OS TEMPOS QUE CORREM. Miguel Vale de Almeida


27.9.05  

Ide pra casa e procriai.

Provavelmente os jornais gratuitos, como o Metro e o Destak já estarão a ter tanta influência na opinião pública como o telejornal da TVI. Hoje pego no primeiro e deparo com o título "Nascimentos no mínimo". Vai-se a ver e a "notícia" mais não é do que o aproveitamento de uma nota de imprensa da Associação Portuguesa de Famílias Numerosas. Nem falemos na qualidade do "jornalismo". Perguntemo-nos, antes, porque há-de a APFN estar preocupada com a diminuição do índice de fecundidade ou da taxa de natalidade, em vez de se restringir à defesa dos seus interesses? A resposta é simples: a APFN é uma das muitas máscaras do movimento neo-conservador inspirado pela ICAR. O que eles estão a dizer é que o Estado deve incentivar "as famílias" a terem mais filhos (dizem-no mesmo, actually).

Espero que os movimentos de mulheres percebam o que está a passar-se: pressões no sentido de terem mais filhos significa necessariamente pressões no sentido de ficarem em casa - porque nem o Estado social (o português...) é suficientemente forte para sustentar períodos longos de licença de maternidade com regresso garantido ao emprego, nem as relações de género mudaram o suficiente para permitir pensar que tanto homens como mulheres ficariam a tomar conta dessas crianças. Mas a coisa não fica por aqui. Umas páginas à frente, pode ler-se que Correia de Campos quer ver as mães a amamentarem durante seis meses. Amanhã aparecerão com certeza certos psis de serviço a cronicar sobre a importância das stay-at-home moms para o desenvolvimento dos petizes - sem nunca falarem sequer de como pode haver mais e melhores infantários.

Toda a gente conhece a h(H)istória: uma crise de emprego e são as mulheres as primeiras a serem recambiadas para casa. Normalmente conseguindo até convencê-las de que isso é o melhor para os filhos - que entretanto foram incentivadas a ter - e que lá reencontrarão a sua verdadeira natureza.
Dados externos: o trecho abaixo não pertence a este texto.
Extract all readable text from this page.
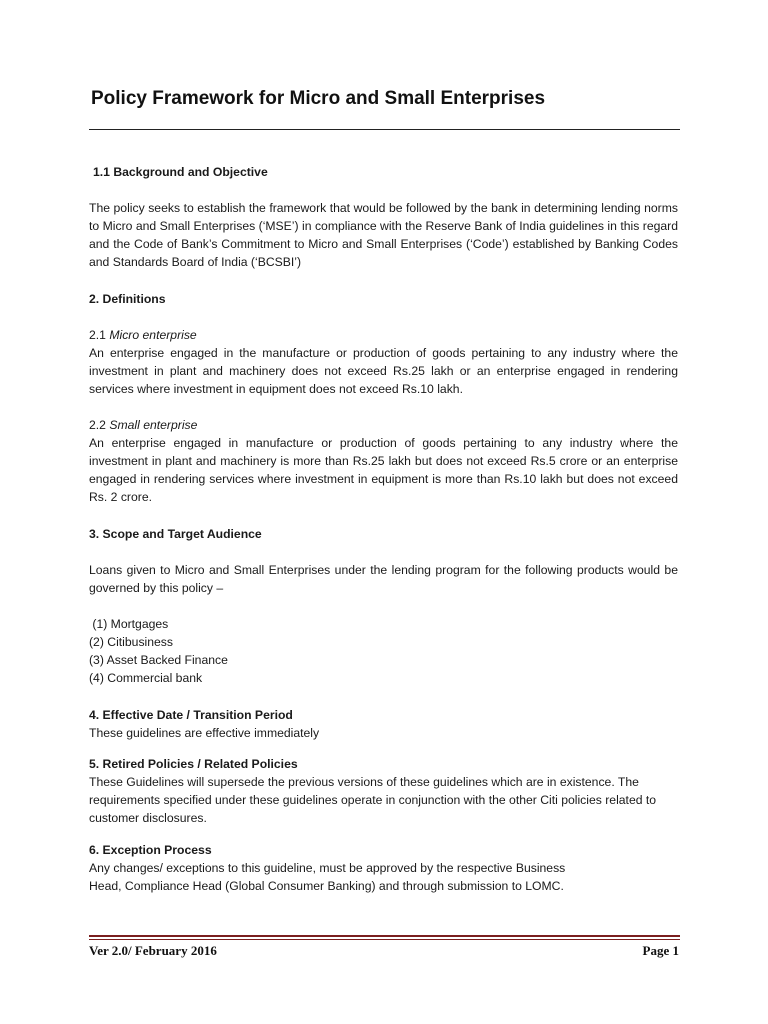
Policy Framework for Micro and Small Enterprises
1.1 Background and Objective

The policy seeks to establish the framework that would be followed by the bank in determining lending norms to Micro and Small Enterprises (‘MSE’) in compliance with the Reserve Bank of India guidelines in this regard and the Code of Bank’s Commitment to Micro and Small Enterprises (‘Code’) established by Banking Codes and Standards Board of India (‘BCSBI’)

2. Definitions
2.1 Micro enterprise

An enterprise engaged in the manufacture or production of goods pertaining to any industry where the investment in plant and machinery does not exceed Rs.25 lakh or an enterprise engaged in rendering services where investment in equipment does not exceed Rs.10 lakh.

2.2 Small enterprise

An enterprise engaged in manufacture or production of goods pertaining to any industry where the investment in plant and machinery is more than Rs.25 lakh but does not exceed Rs.5 crore or an enterprise engaged in rendering services where investment in equipment is more than Rs.10 lakh but does not exceed Rs. 2 crore.

3. Scope and Target Audience

Loans given to Micro and Small Enterprises under the lending program for the following products would be governed by this policy –

(1) Mortgages
(2) Citibusiness
(3) Asset Backed Finance
(4) Commercial bank
4. Effective Date / Transition Period

These guidelines are effective immediately

5. Retired Policies / Related Policies

These Guidelines will supersede the previous versions of these guidelines which are in existence. The requirements specified under these guidelines operate in conjunction with the other Citi policies related to customer disclosures.

6. Exception Process

Any changes/ exceptions to this guideline, must be approved by the respective Business Head, Compliance Head (Global Consumer Banking) and through submission to LOMC.

Ver 2.0/ February 2016	Page 1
PS: No Público José Vítor Malheiros chama a atenção para os números: mais de 15.000 crianças em instituições. E para como um dos problemas no mundo da adopção está no facto de os juízes insistirem tanto na família "biológica" (conceito que não quer dizer absolutamente nada: a consanguinidade é, em termos de relações entre pessoas, parentalidade, família, etc., apenas o que dela quisermos fazer...). Só falat mesmo dizer que, caso as mães das 15.000 crianças tivessem ficado em casa nada "disto" teria acontecido.